Will McCants, in this Brookings Essay, traces the rise of an introvert with a passion for religion and soccer to the head of a self-proclaimed caliphate.
Jonathan Rothwell and Siddharth Kulkarni analyze college “value-added,” the difference between actual alumni outcomes (like salaries) and the outcomes one would expect given a student’s characteristics and the type of institution.
Ben Bernanke says that low interest rates are not a short-term aberration, but part of a long-term trend.
Bruce Riedel, in this Brookings Essay, calls Muhammad bin Nayef “Washington’s favorite Saudi” for his efforts to fight al-Qaida, but cautions that he is no friend to those who seek reform in his kingdom.
Is the U.S. military too large, and costly? The chart from Michael O’Hanlon’s new book, “The Future of Land Warfare,” shows that while the overall U.S. military budget outstrips the rest of the world, the relative size of the United States Army does not.

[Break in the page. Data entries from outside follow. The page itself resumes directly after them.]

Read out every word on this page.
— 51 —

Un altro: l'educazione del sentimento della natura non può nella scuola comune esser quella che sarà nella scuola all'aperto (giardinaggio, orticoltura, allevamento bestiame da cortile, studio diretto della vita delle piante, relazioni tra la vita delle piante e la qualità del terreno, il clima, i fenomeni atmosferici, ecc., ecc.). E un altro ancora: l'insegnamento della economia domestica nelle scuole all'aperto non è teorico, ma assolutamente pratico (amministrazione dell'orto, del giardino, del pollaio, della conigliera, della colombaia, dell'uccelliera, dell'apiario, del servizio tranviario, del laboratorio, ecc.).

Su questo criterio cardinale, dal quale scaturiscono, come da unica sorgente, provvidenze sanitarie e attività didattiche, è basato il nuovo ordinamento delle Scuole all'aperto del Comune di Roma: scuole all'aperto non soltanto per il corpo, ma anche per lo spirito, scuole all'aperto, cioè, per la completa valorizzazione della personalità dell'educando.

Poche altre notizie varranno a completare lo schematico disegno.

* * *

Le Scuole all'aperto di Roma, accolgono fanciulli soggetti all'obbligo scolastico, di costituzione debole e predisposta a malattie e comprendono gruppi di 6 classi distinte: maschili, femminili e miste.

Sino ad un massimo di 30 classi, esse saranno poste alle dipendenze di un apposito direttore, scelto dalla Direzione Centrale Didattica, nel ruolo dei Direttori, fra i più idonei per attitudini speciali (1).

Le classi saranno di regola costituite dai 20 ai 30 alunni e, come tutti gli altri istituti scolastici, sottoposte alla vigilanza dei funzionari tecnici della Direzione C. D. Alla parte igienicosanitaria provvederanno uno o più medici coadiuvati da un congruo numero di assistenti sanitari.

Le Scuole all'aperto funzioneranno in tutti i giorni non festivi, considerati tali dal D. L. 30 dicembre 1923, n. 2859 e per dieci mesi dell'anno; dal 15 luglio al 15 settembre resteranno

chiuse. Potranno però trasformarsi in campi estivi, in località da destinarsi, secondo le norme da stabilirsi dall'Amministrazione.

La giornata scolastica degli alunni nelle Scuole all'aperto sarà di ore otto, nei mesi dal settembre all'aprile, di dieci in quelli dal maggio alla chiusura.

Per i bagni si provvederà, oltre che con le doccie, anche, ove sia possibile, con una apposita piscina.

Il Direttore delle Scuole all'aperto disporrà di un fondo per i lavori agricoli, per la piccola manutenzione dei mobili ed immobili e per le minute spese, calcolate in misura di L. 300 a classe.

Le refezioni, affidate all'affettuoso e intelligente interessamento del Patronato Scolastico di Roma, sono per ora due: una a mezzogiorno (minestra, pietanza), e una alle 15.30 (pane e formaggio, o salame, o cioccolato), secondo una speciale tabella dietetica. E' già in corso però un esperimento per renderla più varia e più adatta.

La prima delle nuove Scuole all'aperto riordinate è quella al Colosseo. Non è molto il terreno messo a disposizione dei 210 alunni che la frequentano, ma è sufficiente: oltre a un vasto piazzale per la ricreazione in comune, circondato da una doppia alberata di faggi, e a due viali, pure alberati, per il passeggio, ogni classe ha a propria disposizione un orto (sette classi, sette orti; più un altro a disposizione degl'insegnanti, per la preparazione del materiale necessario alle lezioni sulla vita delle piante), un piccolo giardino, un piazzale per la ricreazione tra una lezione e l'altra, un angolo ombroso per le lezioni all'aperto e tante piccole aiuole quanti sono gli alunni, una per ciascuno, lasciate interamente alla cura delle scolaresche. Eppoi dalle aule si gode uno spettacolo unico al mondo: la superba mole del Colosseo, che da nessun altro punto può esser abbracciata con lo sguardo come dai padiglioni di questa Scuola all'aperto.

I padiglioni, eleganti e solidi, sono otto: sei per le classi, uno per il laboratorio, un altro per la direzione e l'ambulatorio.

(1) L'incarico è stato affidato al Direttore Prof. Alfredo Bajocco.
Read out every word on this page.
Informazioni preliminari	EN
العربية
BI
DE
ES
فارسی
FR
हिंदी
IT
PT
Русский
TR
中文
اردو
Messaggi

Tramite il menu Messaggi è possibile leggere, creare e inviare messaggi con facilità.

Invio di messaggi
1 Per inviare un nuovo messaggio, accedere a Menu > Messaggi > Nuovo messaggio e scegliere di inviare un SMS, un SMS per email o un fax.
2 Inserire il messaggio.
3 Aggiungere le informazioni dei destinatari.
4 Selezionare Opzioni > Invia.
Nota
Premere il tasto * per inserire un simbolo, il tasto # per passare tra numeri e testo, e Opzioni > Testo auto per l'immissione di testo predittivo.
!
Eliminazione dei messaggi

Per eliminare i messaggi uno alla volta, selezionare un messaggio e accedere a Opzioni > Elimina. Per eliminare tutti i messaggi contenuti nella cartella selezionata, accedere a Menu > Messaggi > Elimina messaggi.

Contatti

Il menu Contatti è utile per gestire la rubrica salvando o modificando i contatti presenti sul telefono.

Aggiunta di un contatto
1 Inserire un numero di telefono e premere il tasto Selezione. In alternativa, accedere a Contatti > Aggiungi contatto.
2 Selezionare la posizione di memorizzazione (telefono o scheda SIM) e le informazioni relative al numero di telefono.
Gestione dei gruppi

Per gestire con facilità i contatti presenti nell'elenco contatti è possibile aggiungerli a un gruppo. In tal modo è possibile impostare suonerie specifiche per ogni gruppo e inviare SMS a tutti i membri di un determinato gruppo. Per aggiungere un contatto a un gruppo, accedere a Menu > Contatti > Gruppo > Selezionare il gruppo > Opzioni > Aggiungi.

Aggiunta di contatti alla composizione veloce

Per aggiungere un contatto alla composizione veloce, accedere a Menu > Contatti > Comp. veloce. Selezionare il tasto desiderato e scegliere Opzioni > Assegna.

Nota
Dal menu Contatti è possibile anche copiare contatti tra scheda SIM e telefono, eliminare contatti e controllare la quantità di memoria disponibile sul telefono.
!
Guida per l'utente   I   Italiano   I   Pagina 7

In her Brookings Essay, Jennifer Bradley showed how metropolitan areas like the Twin Cities in Minnesota need to be preparing for an increasingly diverse workforce.
Presidents Day is often a time to reflect on our greatest leaders, and consider how our current commander-in-chief measures up. On that occasion this year, Brandon Rottinghaus and Justin Vaughn reviewed old and new evidence on presidential greatness.
This interactive feature, based on William Frey’s work in “Diversity Explosion: How New Racial Demographics are Remaking America,” mapped the racial composition of different age groups at the county and metropolitan area scales.
The median male worker who was employed year-round and full time earned less in 2014 than a similarly situated worker earned four decades ago, observed David Wessel. And those are the ones who had jobs.
Democratic presidential candidate Bernie Sanders announced a proposal to dramatically shift U.S. marijuana policy by removing marijuana from the Schedule of Controlled Substances entirely. John Hudak breaks down what we know, and what we don’t know, about the impact of this proposal.